このレビューはネタバレを含みます▼
引き込まれる独特な世界感を持った漫画で、先が気になって続きが読みたくなる。
山奥の寒村の閉鎖的な雰囲気や古くから伝わる風習、それに翻弄される個々の人々の描写が上手く、スリルがある。
しかし、どうしても最後まで受け付けなかったのは、主人公の相浦のクズっぷり。宿の女将さんから好意を向けられても、ヘタレて再三逃げ出し、こいつはゲイか?と思った。また、性に対し奔放な集落の女性に対し批判めいた事を言う癖にヤルことはしっかりやっている。自分を愛している澄子の気持ちを知りながら、ハッキリした態度を最後まで出さず、孕ませた挙句に刀で切りつける始末。また事あるごとに女性を殴る殴る。こんなに見ていて虫唾の走る主人公は初めてでした。死ねばいいのに。コイツといい、同級生の春子といい、中学教師のメガネ女といい、集落の外から来た奴らは押しなべて全員クズ。春子なんて出てくる必要あったのか疑問。顔は丸っきりモブキャラの癖して、いっぱしのヒロイン気取りで殺意が沸いた。
それに対し集落の登場人物には概ね好感が持てる。
最初は無愛想だった宿のバアさんも何だかんだ面倒見が良いし、澄子のお父さんだって、言ってることは全然まともだよね?相浦が澄子を泣かした犯人だって分かるまではむしろ好意的に接してくれたし。

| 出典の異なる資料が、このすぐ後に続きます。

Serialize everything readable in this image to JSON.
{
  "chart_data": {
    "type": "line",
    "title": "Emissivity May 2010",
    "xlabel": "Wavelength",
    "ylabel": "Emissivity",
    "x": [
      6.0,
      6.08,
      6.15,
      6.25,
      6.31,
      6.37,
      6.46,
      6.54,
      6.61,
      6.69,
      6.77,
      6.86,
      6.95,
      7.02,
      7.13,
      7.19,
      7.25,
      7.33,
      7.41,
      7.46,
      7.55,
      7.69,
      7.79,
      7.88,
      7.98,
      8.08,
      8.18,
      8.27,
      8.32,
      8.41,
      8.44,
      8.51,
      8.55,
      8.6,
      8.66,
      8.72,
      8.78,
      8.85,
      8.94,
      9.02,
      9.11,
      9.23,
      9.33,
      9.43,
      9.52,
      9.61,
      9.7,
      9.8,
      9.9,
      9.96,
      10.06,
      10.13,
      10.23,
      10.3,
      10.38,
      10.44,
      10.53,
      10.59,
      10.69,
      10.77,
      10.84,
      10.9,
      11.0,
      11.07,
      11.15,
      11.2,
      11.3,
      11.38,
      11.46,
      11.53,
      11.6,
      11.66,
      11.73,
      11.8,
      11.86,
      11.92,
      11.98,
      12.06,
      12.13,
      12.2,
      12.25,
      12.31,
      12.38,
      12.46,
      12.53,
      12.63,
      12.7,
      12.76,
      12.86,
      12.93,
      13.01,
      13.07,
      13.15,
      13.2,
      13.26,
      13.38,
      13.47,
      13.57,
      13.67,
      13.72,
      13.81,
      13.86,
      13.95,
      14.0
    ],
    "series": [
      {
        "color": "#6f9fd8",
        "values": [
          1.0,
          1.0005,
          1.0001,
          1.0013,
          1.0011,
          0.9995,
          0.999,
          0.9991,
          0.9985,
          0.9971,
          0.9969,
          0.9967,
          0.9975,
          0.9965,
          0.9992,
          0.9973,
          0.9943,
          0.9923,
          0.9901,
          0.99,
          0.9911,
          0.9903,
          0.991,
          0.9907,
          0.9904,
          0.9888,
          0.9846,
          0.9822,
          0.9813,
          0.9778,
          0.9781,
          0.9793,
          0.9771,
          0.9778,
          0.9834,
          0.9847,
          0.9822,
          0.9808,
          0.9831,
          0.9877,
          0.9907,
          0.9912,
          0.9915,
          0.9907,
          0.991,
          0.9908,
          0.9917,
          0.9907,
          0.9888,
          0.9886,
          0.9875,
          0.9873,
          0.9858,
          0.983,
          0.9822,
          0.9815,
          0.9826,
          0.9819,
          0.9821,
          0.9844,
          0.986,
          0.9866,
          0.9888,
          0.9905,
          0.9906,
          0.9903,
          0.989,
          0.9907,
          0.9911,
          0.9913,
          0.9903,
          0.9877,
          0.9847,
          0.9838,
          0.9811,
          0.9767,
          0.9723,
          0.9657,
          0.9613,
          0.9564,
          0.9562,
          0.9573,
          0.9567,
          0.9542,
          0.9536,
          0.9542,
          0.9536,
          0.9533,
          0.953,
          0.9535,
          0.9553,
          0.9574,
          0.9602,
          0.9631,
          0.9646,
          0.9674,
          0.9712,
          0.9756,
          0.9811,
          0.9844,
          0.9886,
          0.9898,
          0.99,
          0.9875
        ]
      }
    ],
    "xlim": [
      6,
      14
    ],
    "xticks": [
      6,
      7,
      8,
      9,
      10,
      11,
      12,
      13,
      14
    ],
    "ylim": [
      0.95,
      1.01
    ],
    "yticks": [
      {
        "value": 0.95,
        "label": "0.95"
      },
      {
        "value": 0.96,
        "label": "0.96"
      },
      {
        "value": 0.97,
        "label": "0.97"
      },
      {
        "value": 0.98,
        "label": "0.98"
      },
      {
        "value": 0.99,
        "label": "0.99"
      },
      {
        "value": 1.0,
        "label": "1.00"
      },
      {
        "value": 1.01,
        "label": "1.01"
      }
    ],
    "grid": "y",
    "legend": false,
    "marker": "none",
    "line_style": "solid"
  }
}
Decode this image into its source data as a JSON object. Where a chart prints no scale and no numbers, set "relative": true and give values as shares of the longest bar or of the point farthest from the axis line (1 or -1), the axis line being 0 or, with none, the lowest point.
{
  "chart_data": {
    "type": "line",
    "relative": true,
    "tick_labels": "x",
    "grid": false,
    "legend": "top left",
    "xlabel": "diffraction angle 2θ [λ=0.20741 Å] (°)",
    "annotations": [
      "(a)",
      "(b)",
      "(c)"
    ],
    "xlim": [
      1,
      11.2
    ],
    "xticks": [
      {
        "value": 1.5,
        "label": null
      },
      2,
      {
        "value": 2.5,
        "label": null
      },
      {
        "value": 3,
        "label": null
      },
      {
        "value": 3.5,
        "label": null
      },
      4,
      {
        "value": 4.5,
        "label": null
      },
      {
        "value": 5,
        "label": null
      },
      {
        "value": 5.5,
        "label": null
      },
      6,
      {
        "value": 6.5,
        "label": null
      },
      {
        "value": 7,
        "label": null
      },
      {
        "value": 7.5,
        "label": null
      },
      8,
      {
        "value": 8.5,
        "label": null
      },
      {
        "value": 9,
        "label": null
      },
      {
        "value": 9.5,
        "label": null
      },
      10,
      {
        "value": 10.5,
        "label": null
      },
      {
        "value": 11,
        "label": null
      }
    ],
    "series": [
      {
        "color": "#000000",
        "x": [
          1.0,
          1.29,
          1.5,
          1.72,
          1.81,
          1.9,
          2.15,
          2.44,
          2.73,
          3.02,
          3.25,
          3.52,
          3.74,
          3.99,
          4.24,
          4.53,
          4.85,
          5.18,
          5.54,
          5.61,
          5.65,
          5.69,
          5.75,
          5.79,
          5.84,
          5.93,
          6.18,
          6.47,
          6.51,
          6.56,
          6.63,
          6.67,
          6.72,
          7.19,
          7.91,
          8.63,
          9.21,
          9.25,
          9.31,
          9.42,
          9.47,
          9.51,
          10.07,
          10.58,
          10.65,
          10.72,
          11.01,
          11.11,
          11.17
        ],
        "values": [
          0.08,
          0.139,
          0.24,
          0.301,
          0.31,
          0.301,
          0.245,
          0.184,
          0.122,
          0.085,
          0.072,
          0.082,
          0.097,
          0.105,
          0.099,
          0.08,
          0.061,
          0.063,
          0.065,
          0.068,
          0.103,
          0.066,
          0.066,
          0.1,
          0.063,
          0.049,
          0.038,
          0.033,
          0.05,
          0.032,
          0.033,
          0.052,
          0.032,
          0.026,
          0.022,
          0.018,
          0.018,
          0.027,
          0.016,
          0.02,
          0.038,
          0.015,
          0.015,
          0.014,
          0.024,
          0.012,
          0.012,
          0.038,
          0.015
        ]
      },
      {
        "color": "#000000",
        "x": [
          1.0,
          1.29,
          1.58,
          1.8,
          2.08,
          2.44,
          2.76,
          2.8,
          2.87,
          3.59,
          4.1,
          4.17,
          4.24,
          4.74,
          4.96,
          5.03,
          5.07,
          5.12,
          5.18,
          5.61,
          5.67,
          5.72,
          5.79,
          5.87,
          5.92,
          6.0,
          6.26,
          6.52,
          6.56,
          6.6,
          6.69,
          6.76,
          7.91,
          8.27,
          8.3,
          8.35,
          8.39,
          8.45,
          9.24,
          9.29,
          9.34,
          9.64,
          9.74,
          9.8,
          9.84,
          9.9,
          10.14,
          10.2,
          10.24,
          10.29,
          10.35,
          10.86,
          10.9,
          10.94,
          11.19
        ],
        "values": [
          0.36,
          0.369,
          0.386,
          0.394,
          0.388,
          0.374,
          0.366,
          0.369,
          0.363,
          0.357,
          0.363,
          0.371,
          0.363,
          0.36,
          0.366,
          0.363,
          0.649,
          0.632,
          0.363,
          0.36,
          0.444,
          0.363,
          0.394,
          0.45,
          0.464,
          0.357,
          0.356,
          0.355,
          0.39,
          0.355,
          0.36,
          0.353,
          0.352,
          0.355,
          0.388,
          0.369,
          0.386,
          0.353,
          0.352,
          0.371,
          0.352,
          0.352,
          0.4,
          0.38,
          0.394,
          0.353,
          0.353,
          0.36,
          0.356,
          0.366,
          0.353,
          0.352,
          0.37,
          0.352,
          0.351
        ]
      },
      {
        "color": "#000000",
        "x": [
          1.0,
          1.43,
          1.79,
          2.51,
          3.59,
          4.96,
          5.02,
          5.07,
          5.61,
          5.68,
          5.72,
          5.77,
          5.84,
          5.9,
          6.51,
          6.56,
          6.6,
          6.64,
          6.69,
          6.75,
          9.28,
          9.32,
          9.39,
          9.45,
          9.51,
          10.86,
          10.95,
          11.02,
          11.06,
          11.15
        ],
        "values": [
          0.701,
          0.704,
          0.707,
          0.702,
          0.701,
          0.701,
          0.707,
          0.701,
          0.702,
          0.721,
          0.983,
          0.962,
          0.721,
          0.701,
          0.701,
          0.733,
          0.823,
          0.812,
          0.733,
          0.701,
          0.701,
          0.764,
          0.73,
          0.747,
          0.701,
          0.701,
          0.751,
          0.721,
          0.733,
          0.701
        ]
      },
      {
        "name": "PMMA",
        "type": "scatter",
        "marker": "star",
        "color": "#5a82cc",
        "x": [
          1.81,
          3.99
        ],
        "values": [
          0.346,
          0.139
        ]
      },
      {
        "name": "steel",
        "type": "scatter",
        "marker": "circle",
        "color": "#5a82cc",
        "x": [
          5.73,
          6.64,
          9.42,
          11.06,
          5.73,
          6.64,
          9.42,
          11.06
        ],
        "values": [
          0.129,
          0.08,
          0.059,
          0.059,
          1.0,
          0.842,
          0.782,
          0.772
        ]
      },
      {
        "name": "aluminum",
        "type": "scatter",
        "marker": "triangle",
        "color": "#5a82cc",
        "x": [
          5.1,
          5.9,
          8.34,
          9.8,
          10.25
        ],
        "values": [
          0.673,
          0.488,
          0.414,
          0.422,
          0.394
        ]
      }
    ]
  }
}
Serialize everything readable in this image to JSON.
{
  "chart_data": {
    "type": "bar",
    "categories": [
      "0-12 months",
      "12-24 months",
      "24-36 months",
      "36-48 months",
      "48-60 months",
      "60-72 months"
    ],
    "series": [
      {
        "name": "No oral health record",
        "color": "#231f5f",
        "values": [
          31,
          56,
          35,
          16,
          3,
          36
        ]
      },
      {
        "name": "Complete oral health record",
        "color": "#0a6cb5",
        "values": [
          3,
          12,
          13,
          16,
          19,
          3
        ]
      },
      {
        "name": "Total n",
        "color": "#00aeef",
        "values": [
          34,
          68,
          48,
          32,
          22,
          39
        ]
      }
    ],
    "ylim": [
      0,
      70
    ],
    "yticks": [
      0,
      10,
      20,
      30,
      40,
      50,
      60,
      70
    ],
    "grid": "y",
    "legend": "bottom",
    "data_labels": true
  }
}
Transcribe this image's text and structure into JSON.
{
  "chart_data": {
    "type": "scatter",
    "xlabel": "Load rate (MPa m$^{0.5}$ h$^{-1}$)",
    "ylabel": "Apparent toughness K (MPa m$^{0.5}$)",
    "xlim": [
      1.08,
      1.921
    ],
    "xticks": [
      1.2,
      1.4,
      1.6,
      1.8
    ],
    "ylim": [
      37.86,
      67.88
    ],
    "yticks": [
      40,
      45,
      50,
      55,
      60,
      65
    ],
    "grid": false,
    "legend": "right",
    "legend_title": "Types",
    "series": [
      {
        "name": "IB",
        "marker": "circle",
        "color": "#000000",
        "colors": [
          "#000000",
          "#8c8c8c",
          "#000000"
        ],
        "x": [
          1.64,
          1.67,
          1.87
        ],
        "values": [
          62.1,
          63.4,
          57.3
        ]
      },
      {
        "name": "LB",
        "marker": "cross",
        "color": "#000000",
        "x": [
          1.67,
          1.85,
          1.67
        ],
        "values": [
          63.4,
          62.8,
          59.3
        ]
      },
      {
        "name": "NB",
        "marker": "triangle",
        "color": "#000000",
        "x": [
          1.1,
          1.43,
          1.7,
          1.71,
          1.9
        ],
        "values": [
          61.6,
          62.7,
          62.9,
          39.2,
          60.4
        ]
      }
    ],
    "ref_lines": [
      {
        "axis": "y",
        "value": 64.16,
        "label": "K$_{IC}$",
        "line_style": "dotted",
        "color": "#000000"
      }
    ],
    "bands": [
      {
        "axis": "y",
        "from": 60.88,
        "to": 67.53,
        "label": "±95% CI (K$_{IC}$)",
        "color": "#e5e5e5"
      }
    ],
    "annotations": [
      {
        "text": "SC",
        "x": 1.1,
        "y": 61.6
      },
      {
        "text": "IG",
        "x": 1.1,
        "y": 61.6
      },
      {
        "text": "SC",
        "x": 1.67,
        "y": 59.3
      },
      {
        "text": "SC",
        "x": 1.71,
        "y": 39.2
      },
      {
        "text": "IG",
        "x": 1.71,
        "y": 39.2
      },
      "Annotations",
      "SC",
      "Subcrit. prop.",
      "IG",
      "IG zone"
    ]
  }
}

澄子の何度無碍にされてもひたむきに相浦を想い続ける気持ちは切なくなりました。
が、それだけにラストの家庭を持った澄子に相浦がノコノコ会いに行くシーンは蛇足以外の何物でもなかった。
お前今更何しに来たの?って感じで。普通に殺人未遂、器物破損、婦女暴行の犯罪者だろ。相浦は。
とにかく、集落の人々が生き生きと人間臭く描かれていたのに対して、物語上の都合とはいえ、主人公始めとするストーリーテラー勢がとことんクズだったのが非常に惜しい作品でした。